The Spark Is Gone
Today I found my partner’s plan for breaking up with me—in a dot point list. I called him and he came over and we talked. He said the spark is gone and I haven’t done anything wrong, but he’s been planning it for months. Part of his break-up plan was getting me a cat so that when he’s gone I won’t be lonely. I didn’t know this when we got the cat.
I thought we were making a commitment. Now every time I look at the poor thing, I feel sick in my stomach. I love the cat to bits but having him around hurts so darn much. I feel used. He’s been telling me he loves me for months but hasn’t meant it. In the meantime, I’ve cooked and cleaned and tried my best for him. I even cooked his entire family Christmas dinner.
He’s dropped this on me two weeks into my postgraduate degree and I feel like my world is crumbling. In a day I’ve gone from happy to financially unstable, unable to eat, drink, sleep, and concentrate, and questioning every friendship I have because if he’s lied to me for so long, who else has? I’m considering dropping my postgraduate degree, I feel worthless and useless and I can’t focus anymore.

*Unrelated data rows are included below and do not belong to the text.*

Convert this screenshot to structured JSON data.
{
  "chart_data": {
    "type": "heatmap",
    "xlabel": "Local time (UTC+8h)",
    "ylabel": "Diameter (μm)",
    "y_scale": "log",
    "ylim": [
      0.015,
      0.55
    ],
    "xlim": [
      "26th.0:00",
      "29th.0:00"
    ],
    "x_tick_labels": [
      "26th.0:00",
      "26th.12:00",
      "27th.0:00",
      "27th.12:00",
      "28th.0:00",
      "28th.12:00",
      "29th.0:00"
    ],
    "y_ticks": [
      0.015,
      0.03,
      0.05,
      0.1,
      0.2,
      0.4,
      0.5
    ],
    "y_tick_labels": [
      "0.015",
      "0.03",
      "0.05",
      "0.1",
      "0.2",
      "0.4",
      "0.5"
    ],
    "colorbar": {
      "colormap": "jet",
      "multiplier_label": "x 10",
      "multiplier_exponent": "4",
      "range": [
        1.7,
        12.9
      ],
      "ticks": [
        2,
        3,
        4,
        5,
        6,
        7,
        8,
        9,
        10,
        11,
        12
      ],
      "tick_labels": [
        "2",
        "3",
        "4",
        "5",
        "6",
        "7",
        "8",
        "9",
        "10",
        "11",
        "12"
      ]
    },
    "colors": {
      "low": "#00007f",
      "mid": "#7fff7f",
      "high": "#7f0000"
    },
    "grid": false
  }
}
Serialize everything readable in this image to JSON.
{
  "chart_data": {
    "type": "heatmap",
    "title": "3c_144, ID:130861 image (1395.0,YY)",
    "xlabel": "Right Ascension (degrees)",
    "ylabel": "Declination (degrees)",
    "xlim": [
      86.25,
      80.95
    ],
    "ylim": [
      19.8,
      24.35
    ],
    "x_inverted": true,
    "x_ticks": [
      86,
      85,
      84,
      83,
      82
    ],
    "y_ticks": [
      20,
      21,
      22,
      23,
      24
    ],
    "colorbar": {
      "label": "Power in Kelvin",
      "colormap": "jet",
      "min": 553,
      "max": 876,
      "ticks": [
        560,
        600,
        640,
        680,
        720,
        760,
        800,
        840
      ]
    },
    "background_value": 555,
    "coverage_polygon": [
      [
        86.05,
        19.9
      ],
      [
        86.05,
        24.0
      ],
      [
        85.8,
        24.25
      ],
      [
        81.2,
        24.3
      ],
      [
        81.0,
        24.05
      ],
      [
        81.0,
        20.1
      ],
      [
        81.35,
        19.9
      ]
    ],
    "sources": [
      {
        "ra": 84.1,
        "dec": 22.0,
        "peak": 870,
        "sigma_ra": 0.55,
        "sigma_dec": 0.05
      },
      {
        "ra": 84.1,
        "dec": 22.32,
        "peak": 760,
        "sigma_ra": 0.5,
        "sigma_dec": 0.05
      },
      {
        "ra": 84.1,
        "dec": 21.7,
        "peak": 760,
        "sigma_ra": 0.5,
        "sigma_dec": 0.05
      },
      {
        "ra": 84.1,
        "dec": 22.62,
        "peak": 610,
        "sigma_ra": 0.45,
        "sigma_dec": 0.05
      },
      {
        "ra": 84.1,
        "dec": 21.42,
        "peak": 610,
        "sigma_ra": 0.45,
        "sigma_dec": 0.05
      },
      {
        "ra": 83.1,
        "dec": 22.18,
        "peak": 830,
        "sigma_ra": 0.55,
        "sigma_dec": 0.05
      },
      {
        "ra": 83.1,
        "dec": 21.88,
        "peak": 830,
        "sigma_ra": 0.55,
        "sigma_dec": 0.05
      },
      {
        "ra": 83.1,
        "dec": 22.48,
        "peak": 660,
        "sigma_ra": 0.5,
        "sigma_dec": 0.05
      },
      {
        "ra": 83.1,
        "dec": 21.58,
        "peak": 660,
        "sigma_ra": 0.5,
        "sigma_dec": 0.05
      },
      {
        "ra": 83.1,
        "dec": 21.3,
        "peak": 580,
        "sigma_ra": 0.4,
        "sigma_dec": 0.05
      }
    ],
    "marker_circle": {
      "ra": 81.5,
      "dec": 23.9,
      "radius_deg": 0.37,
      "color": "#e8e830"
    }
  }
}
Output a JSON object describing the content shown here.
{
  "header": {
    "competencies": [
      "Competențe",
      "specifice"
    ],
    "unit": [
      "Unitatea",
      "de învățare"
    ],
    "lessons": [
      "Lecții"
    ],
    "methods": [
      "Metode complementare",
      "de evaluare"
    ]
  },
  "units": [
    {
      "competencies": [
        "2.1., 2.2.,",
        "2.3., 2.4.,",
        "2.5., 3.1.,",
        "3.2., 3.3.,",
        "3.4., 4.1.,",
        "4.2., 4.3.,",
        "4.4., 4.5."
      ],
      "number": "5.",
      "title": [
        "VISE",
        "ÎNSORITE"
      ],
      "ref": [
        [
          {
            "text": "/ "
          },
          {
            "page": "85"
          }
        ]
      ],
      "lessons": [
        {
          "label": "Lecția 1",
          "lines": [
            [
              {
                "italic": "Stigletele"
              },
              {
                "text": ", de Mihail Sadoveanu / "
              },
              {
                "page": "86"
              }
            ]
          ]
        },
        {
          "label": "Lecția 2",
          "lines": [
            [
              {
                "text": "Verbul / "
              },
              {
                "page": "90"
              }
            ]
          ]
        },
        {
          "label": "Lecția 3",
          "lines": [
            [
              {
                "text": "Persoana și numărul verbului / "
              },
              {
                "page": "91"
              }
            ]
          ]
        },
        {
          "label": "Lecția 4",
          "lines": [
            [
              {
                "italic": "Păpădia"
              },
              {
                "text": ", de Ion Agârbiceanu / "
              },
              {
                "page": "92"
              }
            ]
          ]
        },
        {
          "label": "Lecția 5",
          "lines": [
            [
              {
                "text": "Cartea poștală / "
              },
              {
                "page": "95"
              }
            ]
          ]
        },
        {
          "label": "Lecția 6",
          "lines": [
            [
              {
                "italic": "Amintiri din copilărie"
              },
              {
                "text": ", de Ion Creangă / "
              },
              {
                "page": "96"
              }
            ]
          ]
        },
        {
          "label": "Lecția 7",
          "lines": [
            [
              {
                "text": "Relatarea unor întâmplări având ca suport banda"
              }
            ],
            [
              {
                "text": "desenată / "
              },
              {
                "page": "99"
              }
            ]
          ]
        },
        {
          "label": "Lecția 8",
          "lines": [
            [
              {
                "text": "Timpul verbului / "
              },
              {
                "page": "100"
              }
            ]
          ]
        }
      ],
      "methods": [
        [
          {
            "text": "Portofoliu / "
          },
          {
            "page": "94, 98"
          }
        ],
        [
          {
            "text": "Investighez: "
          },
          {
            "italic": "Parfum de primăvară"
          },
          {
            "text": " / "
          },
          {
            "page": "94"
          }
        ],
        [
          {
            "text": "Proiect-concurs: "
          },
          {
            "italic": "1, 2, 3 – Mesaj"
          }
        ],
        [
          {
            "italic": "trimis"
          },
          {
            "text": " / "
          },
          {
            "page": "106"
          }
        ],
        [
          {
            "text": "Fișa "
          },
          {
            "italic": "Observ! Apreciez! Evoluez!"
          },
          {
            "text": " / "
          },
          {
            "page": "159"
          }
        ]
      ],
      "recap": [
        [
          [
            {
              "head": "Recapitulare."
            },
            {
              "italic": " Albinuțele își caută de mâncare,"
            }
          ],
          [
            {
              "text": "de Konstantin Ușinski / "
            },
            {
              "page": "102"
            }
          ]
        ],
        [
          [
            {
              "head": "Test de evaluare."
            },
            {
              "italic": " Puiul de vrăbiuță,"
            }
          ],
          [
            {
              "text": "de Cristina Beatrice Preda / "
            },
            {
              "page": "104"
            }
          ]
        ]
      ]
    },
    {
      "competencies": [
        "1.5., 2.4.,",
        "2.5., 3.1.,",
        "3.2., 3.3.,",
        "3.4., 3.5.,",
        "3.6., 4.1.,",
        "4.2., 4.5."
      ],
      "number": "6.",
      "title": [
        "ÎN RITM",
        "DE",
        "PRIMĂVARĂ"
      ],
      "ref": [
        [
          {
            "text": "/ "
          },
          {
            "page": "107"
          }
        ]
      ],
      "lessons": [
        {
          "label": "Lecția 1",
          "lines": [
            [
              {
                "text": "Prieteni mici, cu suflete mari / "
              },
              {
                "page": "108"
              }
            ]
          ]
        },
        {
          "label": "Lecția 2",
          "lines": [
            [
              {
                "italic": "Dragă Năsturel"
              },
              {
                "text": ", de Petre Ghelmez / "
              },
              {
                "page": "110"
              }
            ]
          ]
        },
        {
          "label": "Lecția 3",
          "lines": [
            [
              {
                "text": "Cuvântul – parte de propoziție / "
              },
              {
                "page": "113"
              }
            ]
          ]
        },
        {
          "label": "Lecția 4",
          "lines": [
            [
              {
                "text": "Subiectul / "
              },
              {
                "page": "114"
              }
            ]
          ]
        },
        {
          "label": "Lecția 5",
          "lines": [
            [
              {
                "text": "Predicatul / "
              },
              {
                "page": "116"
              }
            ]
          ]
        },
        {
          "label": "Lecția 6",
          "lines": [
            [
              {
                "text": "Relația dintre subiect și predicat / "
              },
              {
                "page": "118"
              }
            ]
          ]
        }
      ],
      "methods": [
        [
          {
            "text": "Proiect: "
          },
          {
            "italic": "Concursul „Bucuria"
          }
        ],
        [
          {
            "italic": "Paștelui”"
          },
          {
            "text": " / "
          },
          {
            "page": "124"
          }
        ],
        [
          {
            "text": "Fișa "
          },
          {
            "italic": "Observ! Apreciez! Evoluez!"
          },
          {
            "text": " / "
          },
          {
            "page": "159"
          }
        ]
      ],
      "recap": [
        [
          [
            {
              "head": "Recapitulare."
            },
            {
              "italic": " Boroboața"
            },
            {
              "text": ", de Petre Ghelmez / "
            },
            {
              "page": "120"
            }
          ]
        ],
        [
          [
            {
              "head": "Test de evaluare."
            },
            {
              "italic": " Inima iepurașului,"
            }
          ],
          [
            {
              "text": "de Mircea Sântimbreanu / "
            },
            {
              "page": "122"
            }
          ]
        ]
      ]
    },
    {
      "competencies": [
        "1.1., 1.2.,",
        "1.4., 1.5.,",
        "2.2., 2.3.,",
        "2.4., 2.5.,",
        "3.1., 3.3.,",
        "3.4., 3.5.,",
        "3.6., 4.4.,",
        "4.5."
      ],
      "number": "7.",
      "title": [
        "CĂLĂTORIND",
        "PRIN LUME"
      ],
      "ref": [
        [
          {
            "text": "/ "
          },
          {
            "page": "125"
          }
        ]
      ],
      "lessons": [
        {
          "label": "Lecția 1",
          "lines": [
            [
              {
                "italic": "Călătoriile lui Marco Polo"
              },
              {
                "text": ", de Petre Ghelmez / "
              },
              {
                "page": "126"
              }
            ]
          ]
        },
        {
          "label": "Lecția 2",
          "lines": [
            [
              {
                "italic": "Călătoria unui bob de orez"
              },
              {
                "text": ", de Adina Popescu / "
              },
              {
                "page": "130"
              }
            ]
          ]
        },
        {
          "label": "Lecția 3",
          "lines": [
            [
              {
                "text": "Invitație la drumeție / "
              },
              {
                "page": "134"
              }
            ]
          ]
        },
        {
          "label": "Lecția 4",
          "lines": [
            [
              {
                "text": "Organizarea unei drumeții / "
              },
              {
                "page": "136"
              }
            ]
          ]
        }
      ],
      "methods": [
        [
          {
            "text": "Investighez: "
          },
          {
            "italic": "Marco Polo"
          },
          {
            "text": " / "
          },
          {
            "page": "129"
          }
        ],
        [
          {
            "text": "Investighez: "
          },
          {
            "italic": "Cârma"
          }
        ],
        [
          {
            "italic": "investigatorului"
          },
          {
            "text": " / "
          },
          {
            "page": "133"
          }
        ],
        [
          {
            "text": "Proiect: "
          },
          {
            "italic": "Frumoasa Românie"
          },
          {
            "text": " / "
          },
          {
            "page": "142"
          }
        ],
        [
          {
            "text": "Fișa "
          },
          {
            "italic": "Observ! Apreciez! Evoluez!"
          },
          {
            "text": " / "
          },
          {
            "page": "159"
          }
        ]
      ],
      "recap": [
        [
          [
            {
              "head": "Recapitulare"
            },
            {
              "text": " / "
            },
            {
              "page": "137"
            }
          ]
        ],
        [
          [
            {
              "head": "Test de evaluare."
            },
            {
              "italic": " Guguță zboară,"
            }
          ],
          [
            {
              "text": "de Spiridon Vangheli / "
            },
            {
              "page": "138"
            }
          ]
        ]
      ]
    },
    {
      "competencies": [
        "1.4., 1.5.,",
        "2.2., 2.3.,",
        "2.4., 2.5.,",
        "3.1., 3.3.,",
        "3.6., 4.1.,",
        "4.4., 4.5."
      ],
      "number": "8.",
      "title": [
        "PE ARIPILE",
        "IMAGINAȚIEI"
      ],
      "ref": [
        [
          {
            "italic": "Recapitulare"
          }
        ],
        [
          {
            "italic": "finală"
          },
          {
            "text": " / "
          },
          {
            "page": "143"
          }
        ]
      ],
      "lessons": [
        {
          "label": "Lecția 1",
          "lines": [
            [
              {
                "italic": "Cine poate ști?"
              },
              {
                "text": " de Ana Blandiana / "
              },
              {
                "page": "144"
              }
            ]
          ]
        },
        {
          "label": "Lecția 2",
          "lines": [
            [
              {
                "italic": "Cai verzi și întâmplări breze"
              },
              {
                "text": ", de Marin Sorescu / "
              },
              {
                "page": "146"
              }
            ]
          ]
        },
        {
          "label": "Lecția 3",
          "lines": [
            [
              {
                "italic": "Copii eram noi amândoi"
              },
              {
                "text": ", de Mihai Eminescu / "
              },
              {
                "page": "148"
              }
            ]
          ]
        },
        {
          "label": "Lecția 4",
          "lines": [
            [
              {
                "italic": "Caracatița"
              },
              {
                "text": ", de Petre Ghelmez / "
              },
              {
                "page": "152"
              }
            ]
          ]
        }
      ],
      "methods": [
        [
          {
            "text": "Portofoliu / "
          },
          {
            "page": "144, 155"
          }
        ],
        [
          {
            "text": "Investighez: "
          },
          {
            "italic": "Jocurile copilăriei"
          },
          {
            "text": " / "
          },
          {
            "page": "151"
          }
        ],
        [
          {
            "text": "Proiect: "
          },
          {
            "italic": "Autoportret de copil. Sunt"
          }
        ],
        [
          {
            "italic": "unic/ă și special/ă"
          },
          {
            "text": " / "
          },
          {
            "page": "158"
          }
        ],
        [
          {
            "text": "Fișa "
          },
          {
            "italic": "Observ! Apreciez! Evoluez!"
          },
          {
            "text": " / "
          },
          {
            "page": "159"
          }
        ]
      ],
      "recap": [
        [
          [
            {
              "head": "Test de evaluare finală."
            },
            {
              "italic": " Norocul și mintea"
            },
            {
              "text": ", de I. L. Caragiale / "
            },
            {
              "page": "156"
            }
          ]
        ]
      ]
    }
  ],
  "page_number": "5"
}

I’m so tired of running as fast as I can to stay in the same place. The reason I mention my studies is because in the past I was really unwell and hospitalized for a long period, which affected university. I feel like I’ve just gotten better and then been hit in the face with this. I wouldn’t drop my degree solely because of a guy, I’m just at my wit’s end with life at the moment.
My…ex…isn’t a bad guy, he’s just planned this in such a bad way. I’m not sure what will happen with the cat yet. He follows me everywhere but I feel sick every time I see him. The poor thing didn’t ask for this and we only got him a few weeks ago.